US President Barack Obama said he would be willing to negotiate budget issues with Republicans only if they agree to re-open the government and raise the debt limit. Yet further declines were limited on supply disruption concerns from the Middle East.
Brent oil traded 19 cents lower at $109.97 per barrel early on Wednesday, after settling higher for a third straight session. US oil was 6 cents lower.
“The situation in the US is still uncertain, but I believe it will be resolved in time and don’t see much impact on oil markets,” said Tetsu Emori, commodity fund manager at Astmax Investments in Tokyo. ” should be looking at the fundamentals rather than political issues, and we see that the oil market is still well supported.”
Oil also found support from a weak dollar that continued to hover near an eight-month low against major currencies.
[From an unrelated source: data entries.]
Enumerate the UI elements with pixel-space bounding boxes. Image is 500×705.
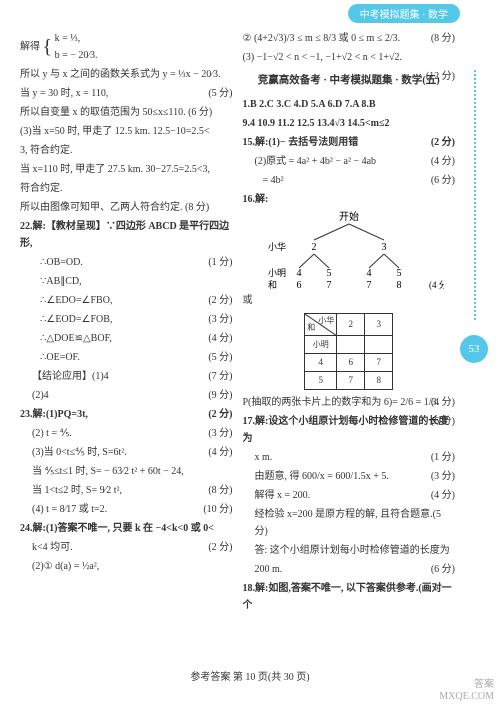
question-18: 18.解:如图,答案不唯一, 以下答案供参考.(画对一个 bbox=[243, 580, 456, 614]
text-line: ∴∠EOD=∠FOB,(3 分) bbox=[20, 311, 233, 328]
text-line: 所以 y 与 x 之间的函数关系式为 y = ⅓x − 20⁄3. bbox=[20, 66, 233, 83]
watermark: 答案 MXQE.COM bbox=[439, 679, 494, 703]
page-footer: 参考答案 第 10 页(共 30 页) bbox=[0, 668, 500, 683]
text-line: 所以自变量 x 的取值范围为 50≤x≤110. (6 分) bbox=[20, 104, 233, 121]
text-line: 200 m.(6 分) bbox=[243, 561, 456, 578]
text-line: 经检验 x=200 是原方程的解, 且符合题意.(5 分) bbox=[243, 506, 456, 540]
text-line: ∴OE=OF.(5 分) bbox=[20, 349, 233, 366]
svg-text:4: 4 bbox=[366, 268, 371, 279]
text-line: 所以由图像可知甲、乙两人符合约定. (8 分) bbox=[20, 199, 233, 216]
text-line: 由题意, 得 600/x = 600/1.5x + 5.(3 分) bbox=[243, 468, 456, 485]
side-page-circle: 53 bbox=[460, 335, 488, 363]
svg-text:7: 7 bbox=[366, 280, 371, 290]
question-24: 24.解:(1)答案不唯一, 只要 k 在 −4<k<0 或 0< bbox=[20, 520, 233, 537]
text-line: 当 1<t≤2 时, S= 9⁄2 t²,(8 分) bbox=[20, 482, 233, 499]
svg-text:小华: 小华 bbox=[268, 241, 286, 252]
text-line: (4) t = 8⁄17 或 t=2.(10 分) bbox=[20, 501, 233, 518]
text-line: x m.(1 分) bbox=[243, 449, 456, 466]
section-title: 竞赢高效备考 · 中考模拟题集 · 数学(五) bbox=[243, 72, 456, 90]
text-line: 【结论应用】(1)4(7 分) bbox=[20, 368, 233, 385]
text-line: (3)当 x=50 时, 甲走了 12.5 km. 12.5−10=2.5< bbox=[20, 123, 233, 140]
text-line: (2)① d(a) = ½a², bbox=[20, 558, 233, 575]
svg-text:5: 5 bbox=[326, 268, 331, 279]
right-column: ② (4+2√3)/3 ≤ m ≤ 8/3 或 0 ≤ m ≤ 2/3.(8 分… bbox=[243, 30, 456, 616]
text-line: (2)4(9 分) bbox=[20, 387, 233, 404]
text-line: ∴OB=OD.(1 分) bbox=[20, 254, 233, 271]
question-16: 16.解: bbox=[243, 191, 456, 208]
text-line: P(抽取的两张卡片上的数字和为 6)= 2/6 = 1/3. bbox=[243, 394, 456, 411]
text-line: k<4 均可.(2 分) bbox=[20, 539, 233, 556]
text-line: 当 y = 30 时, x = 110, bbox=[20, 85, 233, 102]
text-line: 3, 符合约定. bbox=[20, 142, 233, 159]
question-23: 23.解:(1)PQ=3t,(2 分) bbox=[20, 406, 233, 423]
question-15: 15.解:(1)− 去括号法则用错(2 分) bbox=[243, 134, 456, 151]
question-17: 17.解:设这个小组原计划每小时检修管道的长度为 bbox=[243, 413, 456, 447]
text-line: (3)当 0<t≤⅘ 时, S=6t².(4 分) bbox=[20, 444, 233, 461]
svg-text:6: 6 bbox=[296, 280, 301, 290]
text-line: 答: 这个小组原计划每小时检修管道的长度为 bbox=[243, 542, 456, 559]
text-line: = 4b²(6 分) bbox=[243, 172, 456, 189]
svg-text:和: 和 bbox=[268, 280, 277, 290]
answer-row: 9.4 10.9 11.2 12.5 13.4√3 14.5<m≤2 bbox=[243, 115, 456, 132]
svg-text:4: 4 bbox=[296, 268, 301, 279]
svg-text:3: 3 bbox=[381, 242, 386, 253]
text-line: (2) t = ⅘.(3 分) bbox=[20, 425, 233, 442]
or-label: 或 bbox=[243, 292, 456, 309]
main-content: 解得 { k = ⅓, b = − 20⁄3. 所以 y 与 x 之间的函数关系… bbox=[20, 30, 455, 616]
text-line: ∵AB∥CD, bbox=[20, 273, 233, 290]
text-line: 符合约定. bbox=[20, 180, 233, 197]
text-line: (2)原式 = 4a² + 4b² − a² − 4ab(4 分) bbox=[243, 153, 456, 170]
svg-text:8: 8 bbox=[396, 280, 401, 290]
svg-text:7: 7 bbox=[326, 280, 331, 290]
text-line: ② (4+2√3)/3 ≤ m ≤ 8/3 或 0 ≤ m ≤ 2/3.(8 分… bbox=[243, 30, 456, 47]
svg-text:(4 分): (4 分) bbox=[429, 280, 444, 290]
text-line: (3) −1−√2 < n < −1, −1+√2 < n < 1+√2. bbox=[243, 49, 456, 66]
svg-text:2: 2 bbox=[311, 242, 316, 253]
svg-text:小明: 小明 bbox=[268, 268, 286, 278]
svg-text:5: 5 bbox=[396, 268, 401, 279]
side-dotted-line bbox=[474, 70, 476, 320]
tree-diagram: 开始 小华 2 3 小明 4 5 4 5 和 6 7 7 8 (4 分) bbox=[254, 210, 444, 290]
text-line: 解得 { k = ⅓, b = − 20⁄3. bbox=[20, 30, 233, 64]
left-column: 解得 { k = ⅓, b = − 20⁄3. 所以 y 与 x 之间的函数关系… bbox=[20, 30, 233, 616]
text-line: 解得 x = 200.(4 分) bbox=[243, 487, 456, 504]
answer-row: 1.B 2.C 3.C 4.D 5.A 6.D 7.A 8.B bbox=[243, 96, 456, 113]
text-line: ∴△DOE≌△BOF,(4 分) bbox=[20, 330, 233, 347]
text-line: 当 x=110 时, 甲走了 27.5 km. 30−27.5=2.5<3, bbox=[20, 161, 233, 178]
svg-text:开始: 开始 bbox=[339, 210, 359, 223]
grid-table: 小华 和 2 3 小明 4 6 7 5 7 8 bbox=[304, 313, 393, 390]
question-22: 22.解:【教材呈现】∵四边形 ABCD 是平行四边形, bbox=[20, 218, 233, 252]
text-line: 当 ⅘≤t≤1 时, S= − 63⁄2 t² + 60t − 24, bbox=[20, 463, 233, 480]
text-line: ∴∠EDO=∠FBO,(2 分) bbox=[20, 292, 233, 309]
header-badge: 中考模拟题集 · 数学 bbox=[348, 4, 460, 23]
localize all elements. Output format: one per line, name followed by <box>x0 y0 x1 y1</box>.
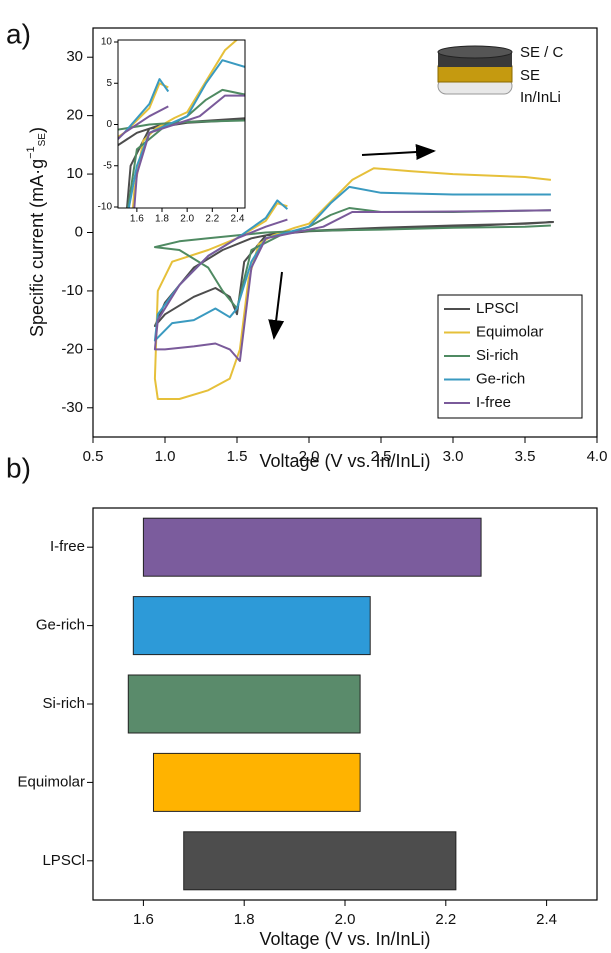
x-tick-label: 2.0 <box>335 911 356 928</box>
y-label-sup: −1 <box>25 146 37 159</box>
x-tick-label: 3.0 <box>443 448 464 465</box>
x-tick-label: 1.6 <box>133 911 154 928</box>
y-tick-label: -5 <box>103 160 112 171</box>
cv-curve <box>118 94 245 208</box>
x-tick-label: 2.4 <box>536 911 557 928</box>
x-tick-label: 1.8 <box>155 214 169 225</box>
legend-label: I-free <box>476 394 511 411</box>
y-label-sub: SE <box>37 133 48 147</box>
inset-lines <box>118 40 245 208</box>
legend-label: Equimolar <box>476 323 544 340</box>
bar <box>132 596 371 656</box>
cv-curve <box>153 209 551 362</box>
y-tick-label: I-free <box>50 538 85 555</box>
cv-curve <box>153 207 551 310</box>
x-tick-label: 2.0 <box>299 448 320 465</box>
x-tick-label: 1.6 <box>130 214 144 225</box>
y-tick-label: 10 <box>66 165 83 182</box>
y-tick-label: -30 <box>61 399 83 416</box>
legend-label: Si-rich <box>476 347 519 364</box>
y-tick-label: Si-rich <box>42 695 85 712</box>
legend-label: LPSCl <box>476 300 519 317</box>
scan-arrow <box>268 271 285 340</box>
y-tick-label: -10 <box>61 282 83 299</box>
panel-label: a) <box>6 18 31 49</box>
x-tick-label: 2.0 <box>180 214 194 225</box>
y-tick-label: 0 <box>75 223 83 240</box>
cell-schematic <box>437 45 513 95</box>
y-tick-label: Equimolar <box>17 773 85 790</box>
bar <box>183 831 457 891</box>
x-tick-label: 1.8 <box>234 911 255 928</box>
x-tick-label: 0.5 <box>83 448 104 465</box>
x-axis-label: Voltage (V vs. In/InLi) <box>259 451 430 471</box>
x-tick-label: 3.5 <box>515 448 536 465</box>
y-label-text: ) <box>27 127 47 133</box>
x-tick-label: 4.0 <box>587 448 608 465</box>
cv-curve <box>118 59 245 208</box>
y-tick-label: 30 <box>66 48 83 65</box>
bar <box>142 517 482 577</box>
schematic-label: In/InLi <box>520 89 561 106</box>
inset: 1.6 1.8 2.0 2.2 2.4 -10 -5 0 5 10 <box>98 37 246 225</box>
bar <box>152 752 361 812</box>
schematic-label: SE <box>520 67 540 84</box>
cv-curve <box>118 88 245 208</box>
y-tick-label: 0 <box>106 119 112 130</box>
x-tick-label: 2.4 <box>231 214 245 225</box>
y-tick-label: 20 <box>66 107 83 124</box>
panel-label: b) <box>6 452 31 483</box>
y-tick-label: -20 <box>61 340 83 357</box>
cv-curve <box>153 167 552 400</box>
bar <box>127 674 361 734</box>
y-tick-label: -10 <box>98 202 113 213</box>
y-tick-label: 10 <box>101 37 113 48</box>
plot-lines <box>153 167 554 400</box>
scan-arrow <box>361 144 436 160</box>
y-label-text: Specific current (mA·g <box>27 159 47 337</box>
x-tick-label: 2.2 <box>205 214 219 225</box>
y-axis-label: Specific current (mA·g−1SE) <box>25 127 48 337</box>
legend-label: Ge-rich <box>476 370 525 387</box>
y-tick-label: 5 <box>106 78 112 89</box>
x-tick-label: 2.5 <box>371 448 392 465</box>
x-axis-label: Voltage (V vs. In/InLi) <box>259 929 430 949</box>
x-tick-label: 1.5 <box>227 448 248 465</box>
schematic-label: SE / C <box>520 44 564 61</box>
y-tick-label: Ge-rich <box>36 617 85 634</box>
x-tick-label: 1.0 <box>155 448 176 465</box>
x-tick-label: 2.2 <box>435 911 456 928</box>
y-tick-label: LPSCl <box>42 852 85 869</box>
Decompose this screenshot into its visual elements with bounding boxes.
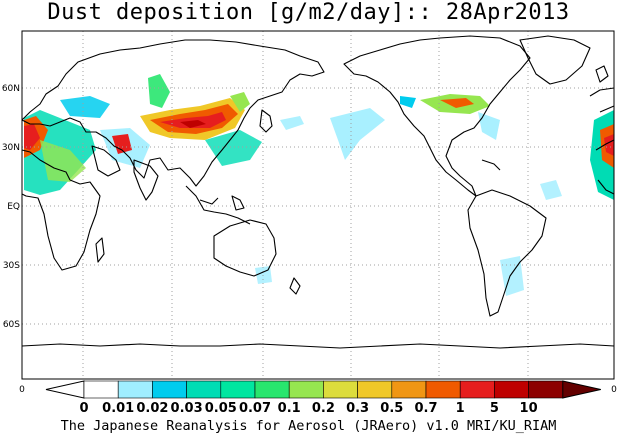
colorbar-segment xyxy=(83,380,119,399)
colorbar-segment xyxy=(528,380,564,399)
lat-label-60s: 60S xyxy=(3,320,20,330)
map-background xyxy=(22,31,614,379)
colorbar-segment xyxy=(288,380,324,399)
colorbar-segment xyxy=(220,380,256,399)
colorbar-tick-label: 1 xyxy=(456,401,465,416)
colorbar-tick-label: 0.3 xyxy=(346,401,369,416)
latitude-labels: 60N 30N EQ 30S 60S xyxy=(2,84,20,330)
colorbar-tick-label: 0.5 xyxy=(380,401,403,416)
colorbar-max-arrow xyxy=(562,380,601,399)
colorbar-segment xyxy=(152,380,187,399)
colorbar-segment xyxy=(254,380,290,399)
colorbar-tick-label: 0.05 xyxy=(205,401,237,416)
lat-label-30n: 30N xyxy=(2,143,20,153)
map-title: Dust deposition [g/m2/day]:: 28Apr2013 xyxy=(47,0,570,25)
dust-plumes xyxy=(24,74,614,296)
coastlines xyxy=(21,35,615,349)
colorbar-tick-label: 0.07 xyxy=(239,401,271,416)
lat-label-60n: 60N xyxy=(2,84,20,94)
colorbar-labels: 0 0.01 0.02 0.03 0.05 0.07 0.1 0.2 0.3 0.5 0.7 1 5 10 xyxy=(79,401,537,416)
colorbar-segment xyxy=(494,380,529,399)
lat-label-eq: EQ xyxy=(7,202,20,212)
map-gridlines xyxy=(22,31,614,379)
colorbar-tick-label: 5 xyxy=(490,401,499,416)
colorbar-tick-label: 0.2 xyxy=(312,401,335,416)
colorbar-tick-label: 0.01 xyxy=(102,401,134,416)
colorbar-segment xyxy=(459,380,495,399)
map-frame xyxy=(21,30,615,380)
colorbar-segment xyxy=(357,380,393,399)
axis-right-label: 0 xyxy=(611,385,617,395)
credit-footer: The Japanese Reanalysis for Aerosol (JRA… xyxy=(60,418,557,434)
colorbar-min-arrow xyxy=(45,380,85,399)
colorbar-segment xyxy=(117,380,153,399)
colorbar-tick-label: 0 xyxy=(79,401,88,416)
axis-left-label: 0 xyxy=(19,385,25,395)
colorbar-tick-label: 0.02 xyxy=(136,401,168,416)
colorbar-tick-label: 0.1 xyxy=(278,401,301,416)
colorbar-segment xyxy=(323,380,358,399)
colorbar-segment xyxy=(391,380,427,399)
colorbar-segment xyxy=(425,380,461,399)
lat-label-30s: 30S xyxy=(3,261,20,271)
colorbar-tick-label: 0.03 xyxy=(171,401,203,416)
colorbar-tick-label: 10 xyxy=(520,401,538,416)
colorbar-segment xyxy=(186,380,222,399)
colorbar-tick-label: 0.7 xyxy=(414,401,437,416)
colorbar xyxy=(45,380,601,399)
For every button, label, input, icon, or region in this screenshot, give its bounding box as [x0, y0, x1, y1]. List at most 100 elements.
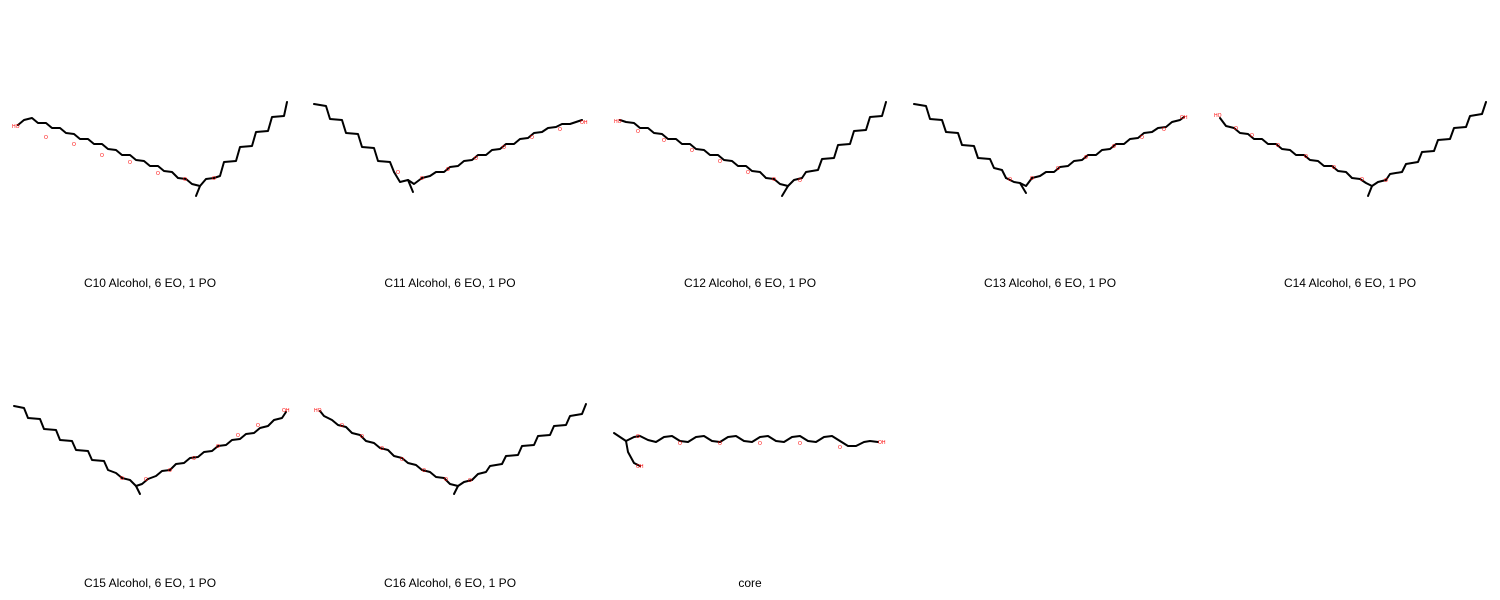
ether-oxygen-label: O — [798, 178, 802, 184]
ether-oxygen-label: O — [1112, 144, 1116, 150]
alkyl-chain — [913, 103, 1007, 179]
molecule-legend: C15 Alcohol, 6 EO, 1 PO — [83, 576, 217, 590]
molecule-legend: C14 Alcohol, 6 EO, 1 PO — [1283, 276, 1417, 290]
alkyl-chain — [313, 103, 395, 173]
alkyl-chain — [213, 101, 288, 179]
molecule-cell: O O O O O O O HO C16 Alcohol, 6 EO, 1 PO — [300, 300, 600, 600]
ether-oxygen-label: O — [1304, 154, 1308, 160]
ether-oxygen-label: O — [1140, 135, 1144, 141]
ether-oxygen-label: O — [128, 160, 132, 166]
molecule-legend: C11 Alcohol, 6 EO, 1 PO — [384, 276, 516, 290]
hydroxyl-label: OH — [878, 440, 886, 446]
propylene-oxide-unit — [1359, 178, 1387, 187]
molecule-structure: O O O O O O O HO — [614, 101, 887, 197]
molecule-structure: O O O O O O O OH — [913, 103, 1188, 194]
ether-oxygen-label: O — [444, 477, 448, 483]
molecule-cell: O O O O O O O OH C11 Alcohol, 6 EO, 1 PO — [300, 0, 600, 300]
ether-oxygen-label: O — [446, 167, 450, 173]
ethylene-oxide-chain — [1219, 117, 1361, 180]
ether-oxygen-label: O — [100, 153, 104, 159]
methyl-branch — [1367, 185, 1373, 197]
molecule-cell: O O O O O O OH OH core — [600, 300, 900, 600]
hydroxyl-label: HO — [314, 408, 322, 414]
ethylene-oxide-chain — [147, 411, 287, 480]
hydroxyl-label: HO — [1214, 113, 1222, 119]
ether-oxygen-label: O — [1332, 165, 1336, 171]
ether-oxygen-label: O — [156, 171, 160, 177]
ether-oxygen-label: O — [474, 156, 478, 162]
ether-oxygen-label: O — [798, 441, 802, 447]
ether-oxygen-label: O — [396, 170, 400, 176]
ethylene-oxide-chain — [1031, 116, 1185, 179]
ether-oxygen-label: O — [1276, 143, 1280, 149]
ether-oxygen-label: O — [678, 441, 682, 447]
molecule-structure: O O O O O O O OH — [13, 405, 290, 495]
alkyl-chain — [13, 405, 123, 479]
ether-oxygen-label: O — [662, 138, 666, 144]
propylene-oxide-unit — [625, 440, 641, 467]
alkyl-chain — [801, 101, 887, 179]
ether-oxygen-label: O — [1030, 176, 1034, 182]
hydroxyl-label: OH — [636, 464, 644, 470]
ether-oxygen-label: O — [1234, 126, 1238, 132]
ether-oxygen-label: O — [1162, 127, 1166, 133]
ether-oxygen-label: O — [420, 176, 424, 182]
ether-oxygen-label: O — [1360, 177, 1364, 183]
ether-oxygen-label: O — [558, 127, 562, 133]
molecule-legend: C13 Alcohol, 6 EO, 1 PO — [983, 276, 1117, 290]
ether-oxygen-label: O — [380, 446, 384, 452]
ether-oxygen-label: O — [168, 468, 172, 474]
methyl-branch — [135, 485, 141, 495]
ether-oxygen-label: O — [636, 434, 640, 440]
methyl-branch — [781, 185, 789, 197]
ether-oxygen-label: O — [144, 477, 148, 483]
methyl-branch — [407, 179, 414, 193]
hydroxyl-label: OH — [580, 120, 588, 126]
molecule-cell: O O O O O O O HO C12 Alcohol, 6 EO, 1 PO — [600, 0, 900, 300]
molecule-cell: O O O O O O O OH C13 Alcohol, 6 EO, 1 PO — [900, 0, 1200, 300]
molecule-legend: C16 Alcohol, 6 EO, 1 PO — [383, 576, 517, 590]
hydroxyl-label: HO — [614, 119, 622, 125]
alkyl-chain — [471, 403, 587, 481]
ether-oxygen-label: O — [718, 159, 722, 165]
molecule-cell: O O O O O O O HO C10 Alcohol, 6 EO, 1 PO — [0, 0, 300, 300]
molecule-structure: O O O O O O O OH — [313, 103, 588, 193]
molecule-cell: O O O O O O O HO C14 Alcohol, 6 EO, 1 PO — [1200, 0, 1500, 300]
ether-oxygen-label: O — [758, 441, 762, 447]
methyl-branch — [1019, 182, 1027, 194]
molecule-structure: O O O O O O O HO — [314, 403, 587, 495]
ether-oxygen-label: O — [360, 434, 364, 440]
ether-oxygen-label: O — [1384, 178, 1388, 184]
molecule-structure: O O O O O O O HO — [1214, 101, 1487, 197]
ether-oxygen-label: O — [468, 478, 472, 484]
methyl-branch — [453, 485, 459, 495]
ethylene-oxide-chain — [619, 119, 775, 180]
hydroxyl-label: HO — [12, 124, 20, 130]
ether-oxygen-label: O — [236, 433, 240, 439]
molecule-legend: C12 Alcohol, 6 EO, 1 PO — [683, 276, 817, 290]
ethylene-oxide-chain — [421, 119, 583, 179]
molecule-cell: O O O O O O O OH C15 Alcohol, 6 EO, 1 PO — [0, 300, 300, 600]
ether-oxygen-label: O — [44, 135, 48, 141]
ethylene-oxide-chain — [17, 117, 187, 180]
propylene-oxide-unit — [185, 177, 215, 187]
ethylene-oxide-chain — [319, 410, 445, 479]
ether-oxygen-label: O — [192, 456, 196, 462]
methyl-branch — [195, 185, 201, 197]
ether-oxygen-label: O — [256, 423, 260, 429]
ether-oxygen-label: O — [400, 457, 404, 463]
ether-oxygen-label: O — [772, 177, 776, 183]
ether-oxygen-label: O — [183, 177, 187, 183]
molecule-structure: O O O O O O OH OH — [613, 432, 886, 470]
ether-oxygen-label: O — [502, 145, 506, 151]
molecule-structure: O O O O O O O HO — [12, 101, 288, 197]
ether-oxygen-label: O — [1056, 166, 1060, 172]
alkyl-chain — [1385, 101, 1487, 181]
ether-oxygen-label: O — [636, 129, 640, 135]
ether-oxygen-label: O — [72, 142, 76, 148]
ether-oxygen-label: O — [1250, 133, 1254, 139]
molecule-legend: C10 Alcohol, 6 EO, 1 PO — [83, 276, 217, 290]
hydroxyl-label: OH — [1180, 115, 1188, 121]
ether-oxygen-label: O — [690, 148, 694, 154]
A weak US currency makes it cheaper for importers to buy dollar-denominated oil.
Political clashes in Egypt and the capture by US forces of a senior al Qaeda figure in Libya over the weekend raised the risk of supply disruptions in the Middle East and North Africa from the key oil producing regions.
US crude stocks rose more than expected last week as refineries cut output, industry group American Petroleum Institute said.
Crude inventories rose by 2.8 million barrels to 366.5 million barrels, compared with analysts’ expectations for a increase of 1.5 million barrels.
The closely watched US commercial crude inventory data from the Energy Information Administration (EIA) is due later in the day, despite the government shutdown.
In its monthly report, the EIA said that global oil markets would be better supplied in 2014 than previously forecast. The EIA projected oil demand growth next year would be 1.17 million barrels per day, a fall of 20,000 bpd from the September forecast.
The government agency also revised up growth in supply of non-Opec oil by 50,000 bpd to 1.5 million bpd in 2014.
For 2013, the EIA revised its demand growth forecast down by 140,000 bpd to 970,000 bpd. Non-Opec oil supply growth for 2013 was revised down by 60,000 bpd to 1.51 million bpd.